Jodie Nash, age 17 said:
It’s just an excuse and it is mindless. I know a group of people in my area are organising a group to go to town and help with the clear up, I’d love to, but I’m scared it’s all going to flare up again and I don’t want to be caught in the middle of it. A lot of people I know were discussing the violence over Facebook and other social networking sites last night, the majority being young people. I fear now that the minority are going to spoil it for the majority who are disgusted to see the destruction of neighbourhoods in our city.
Richmond Amoah, 16, who is doing NCS with youth volunteering charity v said:
What people have been doing in the riots is making the public look down on us. We’re planning a social action project working with homeless people. By doing something good like that we hope we can change the way communities think of youth and build their good will.
Nick Hurd, Minister for Civil Society said:
Thousands of young people on National Citizen Service are doing great work in communities across England. These young people come from all walks of life and I’ve seen them working together full of enthusiasm to help others. We have a wonderfully engaged and socially responsible generation of young people who deserve more credit than they get. I’m pleased to back their statement of shock at the riots and will continue to ensure that they have opportunities to make a positive difference.
Many of the young people taking part in National Citizen Service today will be discussing what they can do to challenge people’s perception of young people as part of the social action projects they will all be developing.

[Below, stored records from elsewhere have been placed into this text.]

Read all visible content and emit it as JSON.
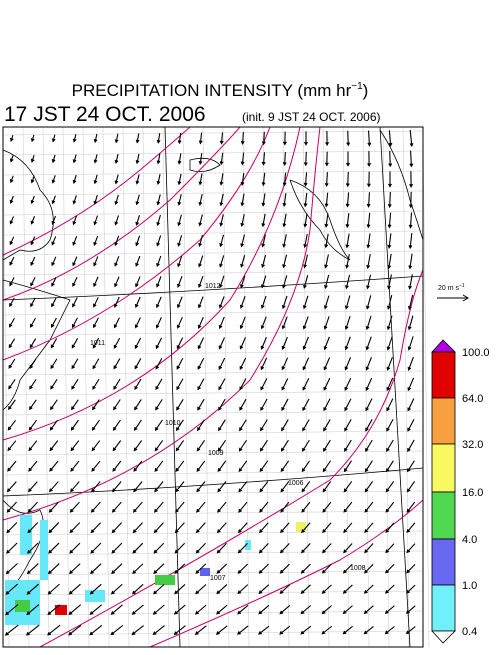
{
  "header": {
    "title_main": "PRECIPITATION INTENSITY (mm hr",
    "title_exp": "−1",
    "title_close": ")",
    "valid_time": "17 JST 24 OCT. 2006",
    "init_time": "(init. 9 JST 24 OCT. 2006)"
  },
  "wind_scale": {
    "label": "20 m s",
    "exp": "−1"
  },
  "colorbar": {
    "labels": [
      "100.0",
      "64.0",
      "32.0",
      "16.0",
      "4.0",
      "1.0",
      "0.4"
    ]
  },
  "isobar_labels": [
    "1012",
    "1011",
    "1010",
    "1009",
    "1008",
    "1007",
    "1006"
  ]
}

NCS is a Big Society initiative which aims to help build a more cohesive, responsible and engaged society. It brings together 16-year-olds from different backgrounds to work together for the good of their communities while developing skills and confidence. Participants spend 2 weeks away from home taking part in outdoor team-based challenges before returning home to spend at least 30 hours working on community projects that they feel most strongly about. The scheme is being piloted this year with up to 10,000 places for young people across the country.